Psychosocial Factors at Work: A Case Study among Salesmen in an Indonesian Automotive Company

Human resources are the most vital for organizations to achieve their goals. In today’s world where all the business operations are advancing, and competition is increasing, the performance of an employee is the vital source for survival. Performance is also characterized by the visible actions (i.e., behaviors) of individuals that are pertinent to the organization’s objectives. Regarding productivity, a systematic review found that psychosocial plays a role in explaining the quality and quantity aspects of shaping company productivity. The psychosocial condition of an employee is a form of reaction that the employee gives psychologically to his work and work environment, including his social relationships in the workplace such as with leaders, coworkers, or customers.

An Indonesian automotive company’s growth productivity is based on the unit sales by the salesman, market share, and Key Performance Indicator (KPI). Somehow, there is a decrease in their productivity. To address these circumstances, this study intends to explore psychosocial conditions that affect performance. This research intends to apply COPSOQ III to salesmen as a screening to the company, and to gain an understanding of which psychosocial factors that may impact on performance of the salesmen (N = 334). COPSOQ III consists of 147 items, 45 factors and grouped into eight domains.

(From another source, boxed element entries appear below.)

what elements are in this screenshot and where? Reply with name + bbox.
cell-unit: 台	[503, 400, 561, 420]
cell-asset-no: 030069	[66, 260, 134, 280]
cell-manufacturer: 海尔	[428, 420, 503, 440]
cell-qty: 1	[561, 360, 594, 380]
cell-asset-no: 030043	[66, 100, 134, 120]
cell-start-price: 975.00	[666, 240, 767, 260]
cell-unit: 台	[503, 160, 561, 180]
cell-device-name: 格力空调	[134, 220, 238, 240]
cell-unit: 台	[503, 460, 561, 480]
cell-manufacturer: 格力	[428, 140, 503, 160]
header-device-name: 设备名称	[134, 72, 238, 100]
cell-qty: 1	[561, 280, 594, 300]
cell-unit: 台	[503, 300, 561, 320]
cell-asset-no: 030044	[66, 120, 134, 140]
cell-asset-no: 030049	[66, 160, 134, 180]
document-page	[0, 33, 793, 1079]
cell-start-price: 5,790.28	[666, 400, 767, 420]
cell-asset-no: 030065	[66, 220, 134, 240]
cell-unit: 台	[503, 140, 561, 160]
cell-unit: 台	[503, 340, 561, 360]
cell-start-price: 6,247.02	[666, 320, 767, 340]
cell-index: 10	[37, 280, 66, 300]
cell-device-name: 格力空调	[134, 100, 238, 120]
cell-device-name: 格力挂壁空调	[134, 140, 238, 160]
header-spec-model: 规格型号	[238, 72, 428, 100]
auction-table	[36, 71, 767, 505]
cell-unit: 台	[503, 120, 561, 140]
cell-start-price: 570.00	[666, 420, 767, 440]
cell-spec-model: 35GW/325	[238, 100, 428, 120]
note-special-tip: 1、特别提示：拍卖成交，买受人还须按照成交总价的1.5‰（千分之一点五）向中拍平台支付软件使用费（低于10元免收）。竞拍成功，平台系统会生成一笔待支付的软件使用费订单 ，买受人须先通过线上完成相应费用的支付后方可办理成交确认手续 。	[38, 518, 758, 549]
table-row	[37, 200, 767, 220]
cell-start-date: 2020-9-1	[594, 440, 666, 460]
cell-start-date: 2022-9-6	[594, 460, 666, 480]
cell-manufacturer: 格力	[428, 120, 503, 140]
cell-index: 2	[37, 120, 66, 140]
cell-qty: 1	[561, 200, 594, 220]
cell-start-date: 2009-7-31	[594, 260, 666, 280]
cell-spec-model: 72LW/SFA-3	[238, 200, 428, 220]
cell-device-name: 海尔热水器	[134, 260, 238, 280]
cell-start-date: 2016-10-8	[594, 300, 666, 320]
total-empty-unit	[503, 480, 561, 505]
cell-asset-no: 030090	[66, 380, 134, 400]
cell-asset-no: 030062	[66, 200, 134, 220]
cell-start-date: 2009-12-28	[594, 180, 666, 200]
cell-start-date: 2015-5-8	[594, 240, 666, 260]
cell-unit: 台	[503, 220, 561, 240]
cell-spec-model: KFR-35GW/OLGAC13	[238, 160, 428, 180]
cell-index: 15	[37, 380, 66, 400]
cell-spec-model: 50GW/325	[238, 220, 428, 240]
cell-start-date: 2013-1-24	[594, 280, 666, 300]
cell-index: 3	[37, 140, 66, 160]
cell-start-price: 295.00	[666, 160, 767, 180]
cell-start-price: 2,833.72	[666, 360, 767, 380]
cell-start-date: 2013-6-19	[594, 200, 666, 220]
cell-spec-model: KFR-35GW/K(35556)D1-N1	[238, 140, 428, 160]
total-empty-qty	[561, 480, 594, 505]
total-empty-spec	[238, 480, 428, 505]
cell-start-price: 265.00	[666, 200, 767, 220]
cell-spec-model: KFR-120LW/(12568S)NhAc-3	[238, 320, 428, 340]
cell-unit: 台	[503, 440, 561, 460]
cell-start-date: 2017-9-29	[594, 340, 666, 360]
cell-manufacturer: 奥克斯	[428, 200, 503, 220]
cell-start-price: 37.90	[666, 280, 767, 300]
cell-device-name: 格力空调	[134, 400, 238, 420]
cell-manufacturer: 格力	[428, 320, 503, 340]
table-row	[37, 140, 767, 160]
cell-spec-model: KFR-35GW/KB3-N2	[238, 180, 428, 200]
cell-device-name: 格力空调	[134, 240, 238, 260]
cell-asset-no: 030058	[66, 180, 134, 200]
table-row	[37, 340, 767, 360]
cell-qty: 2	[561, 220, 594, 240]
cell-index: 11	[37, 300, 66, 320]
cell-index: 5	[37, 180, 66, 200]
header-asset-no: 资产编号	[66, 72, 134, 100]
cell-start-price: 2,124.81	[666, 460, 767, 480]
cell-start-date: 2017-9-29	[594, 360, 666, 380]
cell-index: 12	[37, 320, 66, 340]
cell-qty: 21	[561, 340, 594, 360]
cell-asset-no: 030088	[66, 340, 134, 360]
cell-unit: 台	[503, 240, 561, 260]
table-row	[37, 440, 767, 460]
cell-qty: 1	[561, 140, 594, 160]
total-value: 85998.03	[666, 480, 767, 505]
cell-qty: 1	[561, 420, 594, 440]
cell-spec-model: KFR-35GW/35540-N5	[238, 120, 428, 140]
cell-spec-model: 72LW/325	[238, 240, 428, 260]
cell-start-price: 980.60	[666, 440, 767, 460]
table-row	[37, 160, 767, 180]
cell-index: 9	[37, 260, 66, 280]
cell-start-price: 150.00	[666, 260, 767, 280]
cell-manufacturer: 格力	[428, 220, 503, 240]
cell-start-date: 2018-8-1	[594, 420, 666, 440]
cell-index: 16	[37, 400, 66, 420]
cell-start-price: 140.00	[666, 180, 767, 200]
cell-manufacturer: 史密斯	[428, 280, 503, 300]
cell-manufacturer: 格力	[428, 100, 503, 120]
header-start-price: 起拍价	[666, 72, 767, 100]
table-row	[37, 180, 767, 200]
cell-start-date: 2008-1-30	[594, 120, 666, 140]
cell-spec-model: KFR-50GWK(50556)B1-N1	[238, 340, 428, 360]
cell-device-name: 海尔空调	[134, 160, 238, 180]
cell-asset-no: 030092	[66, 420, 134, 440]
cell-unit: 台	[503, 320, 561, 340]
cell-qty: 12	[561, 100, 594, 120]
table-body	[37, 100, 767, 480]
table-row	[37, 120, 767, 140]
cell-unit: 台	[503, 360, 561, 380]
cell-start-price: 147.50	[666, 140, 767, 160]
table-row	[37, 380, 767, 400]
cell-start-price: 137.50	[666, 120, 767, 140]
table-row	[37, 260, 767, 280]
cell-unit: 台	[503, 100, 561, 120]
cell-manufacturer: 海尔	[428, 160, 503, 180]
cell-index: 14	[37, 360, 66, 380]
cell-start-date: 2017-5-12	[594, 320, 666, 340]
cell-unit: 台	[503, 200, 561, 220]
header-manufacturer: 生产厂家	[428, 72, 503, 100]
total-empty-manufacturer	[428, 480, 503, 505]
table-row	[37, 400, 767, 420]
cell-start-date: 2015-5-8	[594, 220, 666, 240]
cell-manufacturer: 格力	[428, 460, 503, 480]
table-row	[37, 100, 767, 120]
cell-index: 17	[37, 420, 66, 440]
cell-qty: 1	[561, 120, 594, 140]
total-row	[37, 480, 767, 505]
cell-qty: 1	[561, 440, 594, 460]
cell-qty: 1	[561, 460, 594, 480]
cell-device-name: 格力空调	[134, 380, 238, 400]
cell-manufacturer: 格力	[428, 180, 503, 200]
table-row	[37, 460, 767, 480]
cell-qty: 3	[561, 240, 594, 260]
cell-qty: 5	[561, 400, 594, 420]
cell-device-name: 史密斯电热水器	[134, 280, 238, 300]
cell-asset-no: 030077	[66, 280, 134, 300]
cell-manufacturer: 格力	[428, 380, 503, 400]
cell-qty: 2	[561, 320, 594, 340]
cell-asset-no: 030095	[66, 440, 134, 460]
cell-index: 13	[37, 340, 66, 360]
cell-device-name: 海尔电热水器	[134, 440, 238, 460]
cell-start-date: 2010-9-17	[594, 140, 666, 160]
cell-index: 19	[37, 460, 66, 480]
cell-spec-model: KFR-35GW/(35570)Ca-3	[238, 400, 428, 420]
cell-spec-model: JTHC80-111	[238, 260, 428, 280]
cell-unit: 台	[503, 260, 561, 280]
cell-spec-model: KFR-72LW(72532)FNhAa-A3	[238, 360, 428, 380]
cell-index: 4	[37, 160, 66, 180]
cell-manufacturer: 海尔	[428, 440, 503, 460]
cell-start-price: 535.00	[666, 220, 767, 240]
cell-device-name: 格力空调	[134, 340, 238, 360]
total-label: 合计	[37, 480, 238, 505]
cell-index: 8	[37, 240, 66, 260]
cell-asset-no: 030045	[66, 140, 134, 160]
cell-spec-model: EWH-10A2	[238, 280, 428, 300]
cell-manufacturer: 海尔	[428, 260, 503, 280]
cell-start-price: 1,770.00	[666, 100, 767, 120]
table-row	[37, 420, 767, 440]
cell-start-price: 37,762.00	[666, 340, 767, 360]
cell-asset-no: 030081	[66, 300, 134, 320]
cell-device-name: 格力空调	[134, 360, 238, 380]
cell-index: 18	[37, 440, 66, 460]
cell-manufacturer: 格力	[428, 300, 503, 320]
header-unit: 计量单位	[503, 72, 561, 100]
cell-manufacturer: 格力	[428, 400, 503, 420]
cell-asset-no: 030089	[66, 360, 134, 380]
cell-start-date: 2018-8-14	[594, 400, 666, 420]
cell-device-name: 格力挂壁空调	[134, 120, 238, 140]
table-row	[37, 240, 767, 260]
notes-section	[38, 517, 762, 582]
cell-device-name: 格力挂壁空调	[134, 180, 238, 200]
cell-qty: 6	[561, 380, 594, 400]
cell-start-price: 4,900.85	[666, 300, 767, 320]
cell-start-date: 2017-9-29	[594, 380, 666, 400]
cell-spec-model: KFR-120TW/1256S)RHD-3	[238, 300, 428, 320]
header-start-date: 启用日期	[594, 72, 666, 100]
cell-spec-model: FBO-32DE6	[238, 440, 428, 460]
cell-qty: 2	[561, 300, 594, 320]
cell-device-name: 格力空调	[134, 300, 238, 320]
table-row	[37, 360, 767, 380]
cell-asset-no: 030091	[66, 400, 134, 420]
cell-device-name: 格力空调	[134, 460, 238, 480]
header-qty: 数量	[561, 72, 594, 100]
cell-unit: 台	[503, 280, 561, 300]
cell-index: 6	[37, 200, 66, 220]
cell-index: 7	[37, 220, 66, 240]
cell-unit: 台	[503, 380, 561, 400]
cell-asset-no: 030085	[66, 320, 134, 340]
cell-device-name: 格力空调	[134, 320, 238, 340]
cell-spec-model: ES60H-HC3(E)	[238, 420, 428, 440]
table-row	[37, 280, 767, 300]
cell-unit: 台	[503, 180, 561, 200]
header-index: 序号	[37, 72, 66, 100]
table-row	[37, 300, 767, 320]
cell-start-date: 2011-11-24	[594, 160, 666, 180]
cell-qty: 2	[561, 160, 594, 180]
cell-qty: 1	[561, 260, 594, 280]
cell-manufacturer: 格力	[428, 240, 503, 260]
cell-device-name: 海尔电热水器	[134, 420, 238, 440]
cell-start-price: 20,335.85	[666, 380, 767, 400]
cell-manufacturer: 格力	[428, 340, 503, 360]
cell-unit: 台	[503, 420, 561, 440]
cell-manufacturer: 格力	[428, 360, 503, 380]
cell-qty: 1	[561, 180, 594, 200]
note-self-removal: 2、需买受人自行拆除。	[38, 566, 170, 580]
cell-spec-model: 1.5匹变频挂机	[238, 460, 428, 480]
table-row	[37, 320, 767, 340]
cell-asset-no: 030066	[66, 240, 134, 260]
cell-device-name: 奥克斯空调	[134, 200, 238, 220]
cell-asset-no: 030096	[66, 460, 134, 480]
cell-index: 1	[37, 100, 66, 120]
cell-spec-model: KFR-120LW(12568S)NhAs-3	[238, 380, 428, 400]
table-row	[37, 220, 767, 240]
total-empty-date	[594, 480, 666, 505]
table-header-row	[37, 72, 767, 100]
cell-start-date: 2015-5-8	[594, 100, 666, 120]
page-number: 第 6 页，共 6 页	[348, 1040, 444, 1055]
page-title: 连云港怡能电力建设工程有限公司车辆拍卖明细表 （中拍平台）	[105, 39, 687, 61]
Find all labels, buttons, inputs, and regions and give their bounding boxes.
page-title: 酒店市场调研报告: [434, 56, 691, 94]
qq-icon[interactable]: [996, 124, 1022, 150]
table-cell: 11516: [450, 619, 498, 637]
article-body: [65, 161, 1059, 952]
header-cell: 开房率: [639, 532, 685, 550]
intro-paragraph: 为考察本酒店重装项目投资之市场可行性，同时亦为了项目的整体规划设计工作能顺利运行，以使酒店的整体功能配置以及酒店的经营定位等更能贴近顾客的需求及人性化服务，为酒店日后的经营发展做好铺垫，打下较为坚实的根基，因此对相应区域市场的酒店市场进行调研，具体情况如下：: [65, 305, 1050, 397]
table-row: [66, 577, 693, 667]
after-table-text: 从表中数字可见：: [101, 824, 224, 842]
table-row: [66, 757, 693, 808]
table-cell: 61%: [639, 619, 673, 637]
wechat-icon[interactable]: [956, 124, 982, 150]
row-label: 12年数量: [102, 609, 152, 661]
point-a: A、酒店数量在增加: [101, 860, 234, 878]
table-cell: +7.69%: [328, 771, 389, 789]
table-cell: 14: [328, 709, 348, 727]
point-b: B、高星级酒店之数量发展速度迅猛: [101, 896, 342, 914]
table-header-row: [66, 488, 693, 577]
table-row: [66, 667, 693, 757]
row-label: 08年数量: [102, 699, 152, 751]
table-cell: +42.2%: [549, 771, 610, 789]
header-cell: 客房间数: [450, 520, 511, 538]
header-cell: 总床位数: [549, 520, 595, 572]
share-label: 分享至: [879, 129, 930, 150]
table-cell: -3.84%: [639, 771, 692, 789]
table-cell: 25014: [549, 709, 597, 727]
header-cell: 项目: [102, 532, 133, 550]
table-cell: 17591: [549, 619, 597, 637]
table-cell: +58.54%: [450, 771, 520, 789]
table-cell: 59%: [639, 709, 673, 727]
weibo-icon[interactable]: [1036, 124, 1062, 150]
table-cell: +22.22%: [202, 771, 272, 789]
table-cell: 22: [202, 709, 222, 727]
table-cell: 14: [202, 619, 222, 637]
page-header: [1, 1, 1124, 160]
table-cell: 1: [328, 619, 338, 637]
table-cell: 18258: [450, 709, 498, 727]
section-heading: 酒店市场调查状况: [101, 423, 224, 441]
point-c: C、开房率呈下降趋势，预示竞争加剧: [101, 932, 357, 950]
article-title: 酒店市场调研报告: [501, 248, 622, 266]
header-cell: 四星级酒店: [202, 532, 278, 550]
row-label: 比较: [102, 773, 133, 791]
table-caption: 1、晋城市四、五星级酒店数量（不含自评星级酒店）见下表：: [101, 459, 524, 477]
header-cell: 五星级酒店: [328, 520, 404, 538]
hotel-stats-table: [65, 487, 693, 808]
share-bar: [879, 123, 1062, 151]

Data were analysed using Pearson product-moment correlation with significance level (p value <0.05) are conducted to analyse COPSOQ III as measurement. Result shows that, mostly salesmen have issues in their health-well-being, demands at work, work organization and job contents, interpersonal relations and leadership, and work individual interface. The findings also explore significant correlation between burnout and some dimensions in health-well-being. Quality of leadership also strongly correlated with predictability, role clarity, social support from supervisors, organizational justice, and recognition.